Çok zaman bu ince nüansın farkında olmadan nice ayrıntıları kaçırarak yaşıyoruz. Kendimizi bambaşka şeylere inandırarak ve gerçeklerden oldukça uzaklaşarak.

İnsanoğlunun maalesef en sık yaptığı hatalardan biri bu. Zannediyoruz ki çevremizdekiler bizi her zaman anlar, onlar bizi her zaman bilir ve onlar bizi her zaman sever. Bu sebeple çevremizdekilere istediğimiz gibi davranabiliriz diye düşünüyoruz. Bir gün onların da yorulabileceğini hiç düşünmüyoruz.

Bu konuda özgürlüğümüz var. Ancak nüans diyorum ya. İnce bir nüans. Biz istediğimiz gibi davrandıkça yanımızdaki insanların artık yanımızda, karşımızdaki insanların artık karşımızda olacaklarından emin olabiliyor muyuz?
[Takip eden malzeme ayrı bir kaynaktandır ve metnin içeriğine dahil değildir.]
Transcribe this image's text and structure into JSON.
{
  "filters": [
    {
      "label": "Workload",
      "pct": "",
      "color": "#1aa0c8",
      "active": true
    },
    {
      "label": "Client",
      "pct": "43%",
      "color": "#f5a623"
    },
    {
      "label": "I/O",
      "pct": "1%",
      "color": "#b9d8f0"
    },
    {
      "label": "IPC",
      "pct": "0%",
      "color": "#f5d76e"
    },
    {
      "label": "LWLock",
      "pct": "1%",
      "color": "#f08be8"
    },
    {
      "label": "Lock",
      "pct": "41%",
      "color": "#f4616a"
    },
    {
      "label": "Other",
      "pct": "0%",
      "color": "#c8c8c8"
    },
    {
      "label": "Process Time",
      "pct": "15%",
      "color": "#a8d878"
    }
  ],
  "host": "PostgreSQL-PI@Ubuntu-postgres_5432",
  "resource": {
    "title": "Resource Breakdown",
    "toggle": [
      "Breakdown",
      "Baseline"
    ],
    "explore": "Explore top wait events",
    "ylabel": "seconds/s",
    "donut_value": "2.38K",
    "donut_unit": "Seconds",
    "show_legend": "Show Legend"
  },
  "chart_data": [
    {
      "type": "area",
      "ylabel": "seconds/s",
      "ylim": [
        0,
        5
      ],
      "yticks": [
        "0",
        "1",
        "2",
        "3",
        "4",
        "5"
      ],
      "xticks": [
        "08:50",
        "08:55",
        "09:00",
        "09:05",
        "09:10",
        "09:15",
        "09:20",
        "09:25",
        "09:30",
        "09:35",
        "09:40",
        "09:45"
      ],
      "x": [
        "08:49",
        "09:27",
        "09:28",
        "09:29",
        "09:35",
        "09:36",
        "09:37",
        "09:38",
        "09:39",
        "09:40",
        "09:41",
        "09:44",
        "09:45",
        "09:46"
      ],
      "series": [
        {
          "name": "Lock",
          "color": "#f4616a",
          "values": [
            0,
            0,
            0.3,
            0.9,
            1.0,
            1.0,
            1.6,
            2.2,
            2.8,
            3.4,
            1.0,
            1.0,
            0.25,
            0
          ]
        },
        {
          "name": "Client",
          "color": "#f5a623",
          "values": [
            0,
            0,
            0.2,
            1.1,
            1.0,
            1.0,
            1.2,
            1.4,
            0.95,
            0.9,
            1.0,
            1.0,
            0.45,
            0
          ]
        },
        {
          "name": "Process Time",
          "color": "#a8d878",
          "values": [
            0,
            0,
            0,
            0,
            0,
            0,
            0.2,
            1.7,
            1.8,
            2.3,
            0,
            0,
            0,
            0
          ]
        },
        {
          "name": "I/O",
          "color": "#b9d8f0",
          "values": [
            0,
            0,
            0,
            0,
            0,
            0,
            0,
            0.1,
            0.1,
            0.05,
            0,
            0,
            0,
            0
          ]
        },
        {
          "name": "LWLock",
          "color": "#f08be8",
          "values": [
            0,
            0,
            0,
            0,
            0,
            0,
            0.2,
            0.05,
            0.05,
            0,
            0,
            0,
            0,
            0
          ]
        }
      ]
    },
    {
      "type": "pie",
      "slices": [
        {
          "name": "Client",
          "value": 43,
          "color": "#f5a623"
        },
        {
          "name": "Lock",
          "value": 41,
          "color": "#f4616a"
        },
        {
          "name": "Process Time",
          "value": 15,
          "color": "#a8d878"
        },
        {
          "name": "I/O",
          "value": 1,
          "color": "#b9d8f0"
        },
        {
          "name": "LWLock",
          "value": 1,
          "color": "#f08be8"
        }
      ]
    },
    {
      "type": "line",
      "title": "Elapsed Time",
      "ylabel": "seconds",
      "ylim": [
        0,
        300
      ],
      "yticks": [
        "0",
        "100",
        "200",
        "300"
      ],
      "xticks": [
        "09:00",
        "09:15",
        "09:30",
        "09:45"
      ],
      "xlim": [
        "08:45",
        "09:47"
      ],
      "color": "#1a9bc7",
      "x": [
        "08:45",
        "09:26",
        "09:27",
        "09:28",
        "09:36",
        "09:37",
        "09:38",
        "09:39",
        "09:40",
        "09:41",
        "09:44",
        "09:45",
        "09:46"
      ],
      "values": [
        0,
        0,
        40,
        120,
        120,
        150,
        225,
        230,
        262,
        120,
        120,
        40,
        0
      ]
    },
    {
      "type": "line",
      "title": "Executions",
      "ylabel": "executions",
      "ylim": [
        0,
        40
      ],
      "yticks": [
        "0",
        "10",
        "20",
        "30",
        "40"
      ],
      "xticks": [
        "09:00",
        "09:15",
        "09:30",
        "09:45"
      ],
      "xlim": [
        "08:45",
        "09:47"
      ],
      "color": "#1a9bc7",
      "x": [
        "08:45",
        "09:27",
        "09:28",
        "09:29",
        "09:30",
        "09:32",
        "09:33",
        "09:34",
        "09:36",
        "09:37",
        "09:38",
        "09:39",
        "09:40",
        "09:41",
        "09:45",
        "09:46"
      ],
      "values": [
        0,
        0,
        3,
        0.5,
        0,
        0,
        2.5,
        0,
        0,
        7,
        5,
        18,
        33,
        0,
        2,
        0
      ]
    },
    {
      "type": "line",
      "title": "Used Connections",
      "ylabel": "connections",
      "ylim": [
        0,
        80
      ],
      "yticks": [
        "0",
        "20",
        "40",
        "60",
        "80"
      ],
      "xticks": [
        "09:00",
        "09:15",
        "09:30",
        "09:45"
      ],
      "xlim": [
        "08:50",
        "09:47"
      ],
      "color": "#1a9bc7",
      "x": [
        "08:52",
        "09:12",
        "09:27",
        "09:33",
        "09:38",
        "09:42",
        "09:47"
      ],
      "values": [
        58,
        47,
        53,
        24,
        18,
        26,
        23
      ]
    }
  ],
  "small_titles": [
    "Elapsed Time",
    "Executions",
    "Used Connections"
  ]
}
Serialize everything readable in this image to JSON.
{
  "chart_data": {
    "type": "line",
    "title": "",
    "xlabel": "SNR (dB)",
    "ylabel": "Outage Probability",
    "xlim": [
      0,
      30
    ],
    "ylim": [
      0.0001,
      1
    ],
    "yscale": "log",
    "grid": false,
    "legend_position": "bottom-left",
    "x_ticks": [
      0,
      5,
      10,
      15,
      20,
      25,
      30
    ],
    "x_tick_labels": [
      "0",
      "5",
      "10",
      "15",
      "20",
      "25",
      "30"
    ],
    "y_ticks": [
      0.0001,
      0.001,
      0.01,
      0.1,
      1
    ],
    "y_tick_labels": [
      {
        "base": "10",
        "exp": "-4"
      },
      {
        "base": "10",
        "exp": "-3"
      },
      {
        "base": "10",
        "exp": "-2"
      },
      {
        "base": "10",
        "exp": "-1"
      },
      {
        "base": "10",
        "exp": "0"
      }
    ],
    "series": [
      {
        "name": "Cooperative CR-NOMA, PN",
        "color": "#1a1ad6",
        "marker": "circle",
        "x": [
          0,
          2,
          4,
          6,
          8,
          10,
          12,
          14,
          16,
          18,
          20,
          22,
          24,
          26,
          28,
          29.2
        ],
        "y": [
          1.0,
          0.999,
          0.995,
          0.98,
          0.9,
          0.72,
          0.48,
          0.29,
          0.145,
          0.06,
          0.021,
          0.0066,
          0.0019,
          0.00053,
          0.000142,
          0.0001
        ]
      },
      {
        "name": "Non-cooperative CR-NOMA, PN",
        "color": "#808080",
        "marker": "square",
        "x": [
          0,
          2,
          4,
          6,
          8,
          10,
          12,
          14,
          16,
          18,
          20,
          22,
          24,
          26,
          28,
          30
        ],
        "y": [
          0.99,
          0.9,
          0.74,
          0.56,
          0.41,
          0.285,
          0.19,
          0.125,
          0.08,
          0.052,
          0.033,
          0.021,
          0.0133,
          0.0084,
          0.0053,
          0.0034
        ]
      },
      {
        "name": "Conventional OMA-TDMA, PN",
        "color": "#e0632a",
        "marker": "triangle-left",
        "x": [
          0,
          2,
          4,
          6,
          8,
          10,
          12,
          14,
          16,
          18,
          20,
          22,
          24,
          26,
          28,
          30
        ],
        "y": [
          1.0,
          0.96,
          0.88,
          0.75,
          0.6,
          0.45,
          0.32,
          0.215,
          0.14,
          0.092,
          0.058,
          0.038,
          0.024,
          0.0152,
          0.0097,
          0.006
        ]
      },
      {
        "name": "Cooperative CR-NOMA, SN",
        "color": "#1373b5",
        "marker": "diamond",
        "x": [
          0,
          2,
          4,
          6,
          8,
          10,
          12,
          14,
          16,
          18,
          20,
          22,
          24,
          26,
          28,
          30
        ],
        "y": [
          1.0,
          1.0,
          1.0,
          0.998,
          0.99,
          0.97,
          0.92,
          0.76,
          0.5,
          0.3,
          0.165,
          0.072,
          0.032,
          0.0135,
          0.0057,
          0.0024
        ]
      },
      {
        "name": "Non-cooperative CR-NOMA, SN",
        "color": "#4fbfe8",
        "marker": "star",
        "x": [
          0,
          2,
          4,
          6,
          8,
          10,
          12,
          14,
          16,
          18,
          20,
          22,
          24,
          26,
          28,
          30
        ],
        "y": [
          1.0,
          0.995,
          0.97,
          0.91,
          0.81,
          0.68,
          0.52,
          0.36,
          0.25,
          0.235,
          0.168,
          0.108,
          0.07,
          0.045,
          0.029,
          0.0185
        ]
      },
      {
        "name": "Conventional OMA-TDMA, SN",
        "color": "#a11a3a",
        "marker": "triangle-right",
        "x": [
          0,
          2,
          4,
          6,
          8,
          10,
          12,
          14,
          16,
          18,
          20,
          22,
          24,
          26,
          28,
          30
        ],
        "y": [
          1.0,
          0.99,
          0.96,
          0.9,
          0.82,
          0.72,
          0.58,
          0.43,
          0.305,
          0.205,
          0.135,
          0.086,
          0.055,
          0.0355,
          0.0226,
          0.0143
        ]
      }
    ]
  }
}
Ben buna inananlardan değilim. Çünkü koskoca bir kaya bile dayanamayıp tuzla buz olurken; etten, kemikten yaratılan insanoğlu beklenen sabrı gösterip nasıl bir bütün olarak kalabilsin?

O yüzden ne olursa olsun her şeyin aynı yerde kalacağına inanmıyorum. Ben, "Sabrı çok insanlara dikkat edin. Onlar sabırları bittiğinde limanları yakarlar. Gemileri değil" sözüne inananlardanım.